In August 2015,  FASB issued Accounting Standards Update (“ASU”) No.2015-14, “Revenue from Contracts with Customers (Topic 606): Deferral of the Effective Date” defers the effective date ASU No. 2014-09 for all entities by one year. Public business entities, certain not-for-profit entities, and certain employee benefit plans should apply the guidance in Update 2014-09 to annual reporting periods beginning after December 15, 2017, including interim reporting periods within that reporting period. Earlier application is permitted only as of annual reporting periods beginning after December 15, 2016, including interim reporting periods within that reporting period.

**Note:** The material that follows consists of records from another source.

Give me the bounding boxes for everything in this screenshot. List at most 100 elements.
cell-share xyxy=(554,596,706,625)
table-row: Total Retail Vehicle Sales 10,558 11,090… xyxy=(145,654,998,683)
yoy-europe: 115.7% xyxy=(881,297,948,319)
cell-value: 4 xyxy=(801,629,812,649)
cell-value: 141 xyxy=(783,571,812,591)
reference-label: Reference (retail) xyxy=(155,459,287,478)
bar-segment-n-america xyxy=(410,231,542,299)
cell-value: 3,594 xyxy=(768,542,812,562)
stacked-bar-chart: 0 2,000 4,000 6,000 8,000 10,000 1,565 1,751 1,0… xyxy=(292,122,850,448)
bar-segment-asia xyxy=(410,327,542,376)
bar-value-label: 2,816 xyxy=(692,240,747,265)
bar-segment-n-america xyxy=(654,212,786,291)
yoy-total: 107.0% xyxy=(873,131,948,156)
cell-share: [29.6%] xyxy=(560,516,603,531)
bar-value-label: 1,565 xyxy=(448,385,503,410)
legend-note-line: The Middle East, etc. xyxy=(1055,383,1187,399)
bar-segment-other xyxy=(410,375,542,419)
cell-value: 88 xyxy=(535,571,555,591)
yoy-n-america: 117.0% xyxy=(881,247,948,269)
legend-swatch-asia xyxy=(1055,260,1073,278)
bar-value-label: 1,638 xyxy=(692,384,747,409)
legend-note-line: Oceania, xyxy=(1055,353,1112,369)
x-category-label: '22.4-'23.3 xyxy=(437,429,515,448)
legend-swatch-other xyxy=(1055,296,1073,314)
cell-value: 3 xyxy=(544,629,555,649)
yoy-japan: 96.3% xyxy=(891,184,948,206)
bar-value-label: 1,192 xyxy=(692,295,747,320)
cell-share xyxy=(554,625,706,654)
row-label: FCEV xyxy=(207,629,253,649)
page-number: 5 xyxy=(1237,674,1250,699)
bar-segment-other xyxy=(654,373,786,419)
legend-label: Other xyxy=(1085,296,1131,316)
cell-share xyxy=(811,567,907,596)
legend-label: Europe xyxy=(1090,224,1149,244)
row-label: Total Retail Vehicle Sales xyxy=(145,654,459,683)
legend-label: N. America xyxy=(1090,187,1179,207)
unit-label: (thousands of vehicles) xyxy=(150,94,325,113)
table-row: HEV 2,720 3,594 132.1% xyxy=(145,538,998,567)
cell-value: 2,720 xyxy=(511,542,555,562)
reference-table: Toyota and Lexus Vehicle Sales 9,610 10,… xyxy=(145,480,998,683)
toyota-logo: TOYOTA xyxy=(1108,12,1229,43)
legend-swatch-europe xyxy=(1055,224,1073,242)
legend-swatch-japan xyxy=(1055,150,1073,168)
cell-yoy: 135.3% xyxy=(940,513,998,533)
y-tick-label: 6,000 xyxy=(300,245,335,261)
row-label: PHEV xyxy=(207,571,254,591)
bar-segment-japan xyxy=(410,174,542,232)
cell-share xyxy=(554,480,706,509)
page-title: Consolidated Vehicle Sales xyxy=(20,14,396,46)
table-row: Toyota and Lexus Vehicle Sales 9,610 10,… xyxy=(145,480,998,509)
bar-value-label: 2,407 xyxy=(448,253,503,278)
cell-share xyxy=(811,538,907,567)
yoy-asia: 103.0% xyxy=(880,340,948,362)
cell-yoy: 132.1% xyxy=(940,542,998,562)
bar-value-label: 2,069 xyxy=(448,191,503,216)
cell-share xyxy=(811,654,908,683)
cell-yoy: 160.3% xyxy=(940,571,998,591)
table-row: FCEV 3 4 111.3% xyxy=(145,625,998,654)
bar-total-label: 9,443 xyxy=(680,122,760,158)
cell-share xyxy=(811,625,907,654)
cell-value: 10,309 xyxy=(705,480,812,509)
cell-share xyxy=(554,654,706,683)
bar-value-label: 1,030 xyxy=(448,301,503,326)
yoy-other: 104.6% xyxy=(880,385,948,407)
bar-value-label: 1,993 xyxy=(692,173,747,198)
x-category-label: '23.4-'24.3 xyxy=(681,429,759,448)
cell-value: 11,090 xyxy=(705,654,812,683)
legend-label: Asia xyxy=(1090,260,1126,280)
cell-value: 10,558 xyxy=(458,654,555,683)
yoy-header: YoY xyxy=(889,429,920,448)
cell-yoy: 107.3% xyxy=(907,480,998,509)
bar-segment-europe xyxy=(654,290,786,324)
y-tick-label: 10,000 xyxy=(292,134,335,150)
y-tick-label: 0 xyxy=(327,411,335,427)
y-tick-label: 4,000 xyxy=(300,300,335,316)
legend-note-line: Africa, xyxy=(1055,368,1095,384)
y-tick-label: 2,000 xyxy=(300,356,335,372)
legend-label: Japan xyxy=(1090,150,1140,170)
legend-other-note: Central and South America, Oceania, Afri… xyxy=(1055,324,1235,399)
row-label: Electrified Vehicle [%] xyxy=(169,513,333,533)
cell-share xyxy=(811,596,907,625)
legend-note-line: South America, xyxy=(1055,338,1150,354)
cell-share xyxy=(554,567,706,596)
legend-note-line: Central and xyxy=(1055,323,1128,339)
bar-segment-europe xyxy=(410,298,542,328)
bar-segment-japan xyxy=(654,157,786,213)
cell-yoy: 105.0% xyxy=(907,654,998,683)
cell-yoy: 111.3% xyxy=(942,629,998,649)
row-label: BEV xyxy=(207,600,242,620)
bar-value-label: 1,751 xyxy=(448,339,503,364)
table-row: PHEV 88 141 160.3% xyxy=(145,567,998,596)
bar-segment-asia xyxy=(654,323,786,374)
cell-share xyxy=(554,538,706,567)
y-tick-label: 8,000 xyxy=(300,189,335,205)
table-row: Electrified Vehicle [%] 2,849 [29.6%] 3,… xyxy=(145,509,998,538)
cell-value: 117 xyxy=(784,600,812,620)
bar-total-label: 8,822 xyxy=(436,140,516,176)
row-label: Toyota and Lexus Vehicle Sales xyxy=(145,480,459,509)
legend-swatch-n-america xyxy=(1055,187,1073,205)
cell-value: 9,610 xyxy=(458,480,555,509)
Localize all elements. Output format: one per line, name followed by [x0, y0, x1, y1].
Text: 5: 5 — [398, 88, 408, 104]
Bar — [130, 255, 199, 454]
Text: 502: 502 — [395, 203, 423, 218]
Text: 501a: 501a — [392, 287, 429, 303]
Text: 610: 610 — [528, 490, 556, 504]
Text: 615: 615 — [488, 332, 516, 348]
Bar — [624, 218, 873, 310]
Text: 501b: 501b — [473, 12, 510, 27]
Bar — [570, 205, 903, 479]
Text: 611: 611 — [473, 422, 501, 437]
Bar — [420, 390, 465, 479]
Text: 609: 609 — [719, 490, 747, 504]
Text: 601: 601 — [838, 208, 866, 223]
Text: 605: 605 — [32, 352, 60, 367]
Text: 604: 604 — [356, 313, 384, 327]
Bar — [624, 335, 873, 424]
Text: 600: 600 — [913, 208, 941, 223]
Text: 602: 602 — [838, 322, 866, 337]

All other entities should apply the guidance in Update 2014-09 to annual reporting periods beginning after December 15, 2018, and interim reporting periods within annual reporting periods beginning after December 15, 2019. All other entities may apply the guidance in ASU No. 2014-09 earlier as of an annual reporting period beginning after December 15, 2016, including interim reporting periods within that reporting period. All other entities also may apply the guidance in Update 2014-09 earlier as of an annual reporting period beginning after December 15, 2016, and interim reporting periods within annual reporting periods beginning one year after the annual reporting period in which the entity first applies the guidance in ASU No. 2014-09. We are currently reviewing the provisions of this ASU to determine if there will be any impact on our results of operations, cash flows or financial condition.
 
All new accounting pronouncements issued but not yet effective or adopted have been deemed not to be relevant to us, hence are not expected to have any impact once adopted.